Находясь там, Мотекусома закончил свои жертвоприношения, не задерживаясь много при их совершении, и мы возвратились вместе с ним в наши палаты, и был он весьма весел и после наградил солдат, что ходили вместе с ним, ювелирными изделиями из золота. Но оставим это и расскажем о его другой поездке.

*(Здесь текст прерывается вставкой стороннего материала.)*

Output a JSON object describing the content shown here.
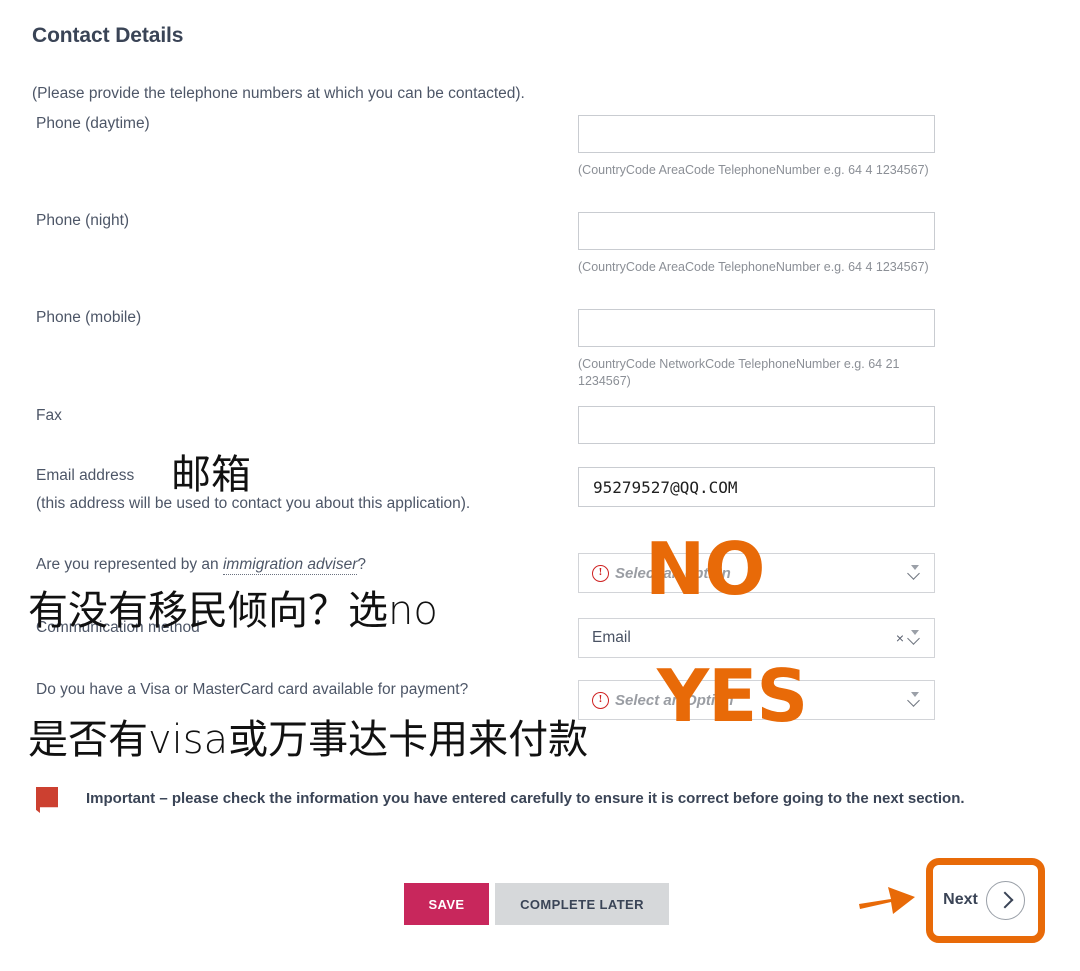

После того как две бригантины были построены и спущены на воду, и оснащены, и приготовлены все их мачты и реи с королевскими и императорскими флагами, и приготовлены команды из моряков, они плавали и на веслах, и под парусом, и были очень хороши и быстроходны. Когда Мотекусома узнал об этом, он сообщил Кортесу, что хочет отправиться по озеру к берегу, на охоту, в одно из своих угодий; в эти угодья никто не смел вступать под страхом смертной казни. И Кортес согласился, но с тем же условием, прежде оговоренным, когда тот ходил к своим идолам, что он, Мотекусома, лишится жизни в случае мятежа и чего-либо подобного и что поплывет он на бригантинах, так как плавание на них будет лучше, чем на их лодках и пирогах — самых больших из них. Мотекусома, довольный, отправился на бригантину, большее судно, поднялся на него со многими сеньорами и знатными, а на другую бригантину взошел в окружении касиков сын Мотекусомы; Мотекусома велел своим охотникам отправляться на лодках и пирогах. Кортес приказал Хуану Веласкесу де Леону, который был капитаном стражи, Педро де Альварадо, Кристобалю де Олиду отправляться вместе с ним и Алонсо де Авилой с 200 солдат; всем была внушена величайшая бдительность, особенно насчет особы великого Мотекусомы. И так все вышеназванные бесстрашные капитаны погрузили всех солдат, о которых говорилось, 4 бронзовые пушки вместе с порохом и всем необходимым и наших артиллеристов, которых звали Меса и Арбенга; под сделанным навесом, надежно закрывающим согласно погоде, разместился Мотекусома со своей свитой7.

С самого начала нас подхватил попутный ветер, мы поставили все паруса, и Мотекусома впервые в жизни испытал, что значит лететь по водной поверхности. Туземные лодки, несмотря на множество гребцов в них, скоро далеко отстали; Мотекусома немало смеялся и выражал свое удовольствие по поводу преимуществ нашей оснастки и парусности. Мы быстро достигли цели; Мотекусома изрядно поохотился, истребляя во множестве зайцев и кроликов, а затем, очень довольный, пустился в обратное плавание. Он же, уже вблизи Мешико, попросил выстрелить из пушек. Гром выстрелов до чрезвычайности ему понравился, и вообще за все время поездки он был так прост и благорасположен, что мы наперебой старались оказывать ему разные услуги. Впрочем, и Мотекусома никогда не оставался в долгу. Стоило ему лишь мигнуть, как к нему уже тащили все, что он пожелает. Всякое хотение его было законом. Вот, например, такой случай. Сидели мы как-то раз вместе около покоев, где содержался Мотекусома, когда какой-то ястреб-перепелятник ринулся на домашнего голубя и унес его. И один из нас, Франсиско де Сауседо, «Щеголь» [(Pulido)], который был дворецким у адмирала Кастилии, не смог удержаться, чтобы не вскрикнуть: «Что за чудная птица! Какая сила, какая гордая осанка!» А мы, воспользовавшись случаем, стали говорить и спорить о приручении разных птиц к охоте. Услышав столь оживленный разговор, Мотекусома заинтересовался его причиной; паж Ортегилья рассказал ему, что, имей мы такую птицу, мы быстро бы выдрессировали ее, и она стала бы по приказу бить по любой птице, а в промежутках спокойно сидеть на рукавице охотника. «Если так, — сказал Мотекусома, — то я велю немедленно изловить и передать вам этого ястреба». И действительно, через минуту уже предстал главный птичий охотник, а к вечеру того же дня он принес того ястреба-перепелятника, которого мы видели утром и приметы которого хорошо заметил Сауседо.

Вот какова была власть великого Мотекусомы! И вот как любезно и мило он относился к нашим желаниям! Все это скоро изменилось: быстро вращается колесо фортуны, обстоятельства сплелись в ужасающий и угрожающий клубок!